This document is deprecated and has been superseded with: Synapse Password Policy

Introduction

Currently Synapse only requires users to choose passwords that are at least one character (a 3rd party security audit recently raised this issue).  A single character password is ridiculously weak.

Why does password strength matter?  Any password can be hacked using a brute-force attack.  The only question is how long will it take for the take to guess the password.  Weak passwords can be hacked in seconds, while a strong password could take centuries to hack.  With a single character password (assuming: a-z, A-Z, 0–9) it only takes 62 attempts to hack.

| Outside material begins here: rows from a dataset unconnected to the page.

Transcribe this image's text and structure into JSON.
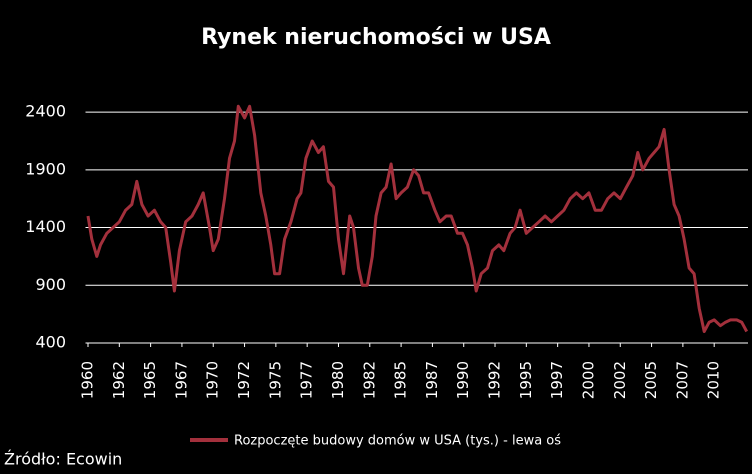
{
  "chart_data": {
    "type": "line",
    "title": "Rynek nieruchomości w USA",
    "source": "Źródło: Ecowin",
    "x": [
      1960.0,
      1960.3,
      1960.7,
      1961.0,
      1961.5,
      1962.0,
      1962.5,
      1963.0,
      1963.5,
      1963.9,
      1964.3,
      1964.8,
      1965.3,
      1965.8,
      1966.2,
      1966.6,
      1966.9,
      1967.3,
      1967.8,
      1968.3,
      1968.8,
      1969.2,
      1969.7,
      1970.0,
      1970.4,
      1970.9,
      1971.3,
      1971.7,
      1972.0,
      1972.5,
      1972.9,
      1973.3,
      1973.8,
      1974.2,
      1974.6,
      1974.9,
      1975.3,
      1975.7,
      1976.2,
      1976.7,
      1977.0,
      1977.4,
      1977.9,
      1978.4,
      1978.8,
      1979.2,
      1979.6,
      1980.0,
      1980.4,
      1980.9,
      1981.2,
      1981.6,
      1981.9,
      1982.3,
      1982.7,
      1983.0,
      1983.4,
      1983.8,
      1984.2,
      1984.6,
      1985.0,
      1985.5,
      1986.0,
      1986.4,
      1986.8,
      1987.2,
      1987.7,
      1988.1,
      1988.6,
      1989.0,
      1989.5,
      1989.9,
      1990.3,
      1990.7,
      1991.0,
      1991.4,
      1991.9,
      1992.3,
      1992.8,
      1993.2,
      1993.7,
      1994.1,
      1994.5,
      1995.0,
      1995.5,
      1996.0,
      1996.5,
      1997.0,
      1997.5,
      1998.0,
      1998.5,
      1999.0,
      1999.5,
      2000.0,
      2000.5,
      2001.0,
      2001.5,
      2002.0,
      2002.5,
      2003.0,
      2003.5,
      2003.9,
      2004.3,
      2004.8,
      2005.2,
      2005.6,
      2006.0,
      2006.4,
      2006.8,
      2007.2,
      2007.6,
      2008.0,
      2008.4,
      2008.8,
      2009.2,
      2009.6,
      2010.0,
      2010.5,
      2010.9,
      2011.3,
      2011.8,
      2012.2,
      2012.6
    ],
    "series": [
      {
        "name": "Rozpoczęte budowy domów w USA (tys.) - lewa oś",
        "color": "#a3303c",
        "values": [
          1500,
          1300,
          1150,
          1250,
          1350,
          1400,
          1450,
          1550,
          1600,
          1800,
          1600,
          1500,
          1550,
          1450,
          1400,
          1100,
          850,
          1200,
          1450,
          1500,
          1600,
          1700,
          1400,
          1200,
          1300,
          1650,
          2000,
          2150,
          2450,
          2350,
          2450,
          2200,
          1700,
          1500,
          1250,
          1000,
          1000,
          1300,
          1450,
          1650,
          1700,
          2000,
          2150,
          2050,
          2100,
          1800,
          1750,
          1300,
          1000,
          1500,
          1400,
          1050,
          900,
          900,
          1150,
          1500,
          1700,
          1750,
          1950,
          1650,
          1700,
          1750,
          1900,
          1850,
          1700,
          1700,
          1550,
          1450,
          1500,
          1500,
          1350,
          1350,
          1250,
          1050,
          850,
          1000,
          1050,
          1200,
          1250,
          1200,
          1350,
          1400,
          1550,
          1350,
          1400,
          1450,
          1500,
          1450,
          1500,
          1550,
          1650,
          1700,
          1650,
          1700,
          1550,
          1550,
          1650,
          1700,
          1650,
          1750,
          1850,
          2050,
          1900,
          2000,
          2050,
          2100,
          2250,
          1900,
          1600,
          1500,
          1300,
          1050,
          1000,
          700,
          500,
          580,
          600,
          550,
          580,
          600,
          600,
          580,
          500
        ]
      }
    ],
    "xlim": [
      1959.8,
      2012.7
    ],
    "xticks": [
      1960,
      {
        "value": 1962.5,
        "label": "1962"
      },
      1965,
      {
        "value": 1967.5,
        "label": "1967"
      },
      1970,
      {
        "value": 1972.5,
        "label": "1972"
      },
      1975,
      {
        "value": 1977.5,
        "label": "1977"
      },
      1980,
      {
        "value": 1982.5,
        "label": "1982"
      },
      1985,
      {
        "value": 1987.5,
        "label": "1987"
      },
      1990,
      {
        "value": 1992.5,
        "label": "1992"
      },
      1995,
      {
        "value": 1997.5,
        "label": "1997"
      },
      2000,
      {
        "value": 2002.5,
        "label": "2002"
      },
      2005,
      {
        "value": 2007.5,
        "label": "2007"
      },
      2010
    ],
    "ylim": [
      400,
      2600
    ],
    "yticks": [
      400,
      900,
      1400,
      1900,
      2400
    ],
    "grid": true
  }
}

Randomly Generated Passwords

Password strength for a randomly generated password is a function of the the size of the character space  and the number of characters used for that password.  To illustrate this KeeyPass was used to randomly generate the following passwords (using only a-z, A-Z, 0–9) .  Each password was then tested against: zxcvbn demo to calculate how long a brute force attack would take for each.  The demo gives an estimate for unthrottled online attacks which assumes an attacker can make 10 attempts per second.  The demo also estimates for throttled online attacks that limit the number of attempts an attacker can make to 100 per minute.

Random Password

Number of

Characters

unthrottled online attack

(10 / Second)

throttled online attack

(100 / Minute)

'B'1less than a second7 minutes
'aw'21 second1 hour
'tJo'310 seconds10 hours
'1P4S'42 minutes4 days
'yHm6X'517 minutes1 month
'co9dDQ'63 hours1 year
'52P5d23'71 day11 years
'NAcviDGM'812 dayscenturies

This test illustrates that throttling to limit the number of attempts is probably more important than password size.  Currently, Synapse does not throttle login attempts so ten attempts per second is possible.


Human Generated Passwords

Passwords generated by actual users may not be as strong as randomly generated passwords. The problem is people can follow predictable patterns.  For example, when users are asked to include capital letters in passwords they will often choose to capitalize the first letter of each word.  When asked to include numbers or special characters in their password, they will often use 'Leet' substitutions, so 'password' becomes 'p4$$w0rd'.  Hackers are familiar with these patterns, and can exploit them with modified dictionary attacks.  Even though 'password' is eight characters it would be cracked on the second attempt of a dictionary attack since it is the second most common password ('123456' is number one).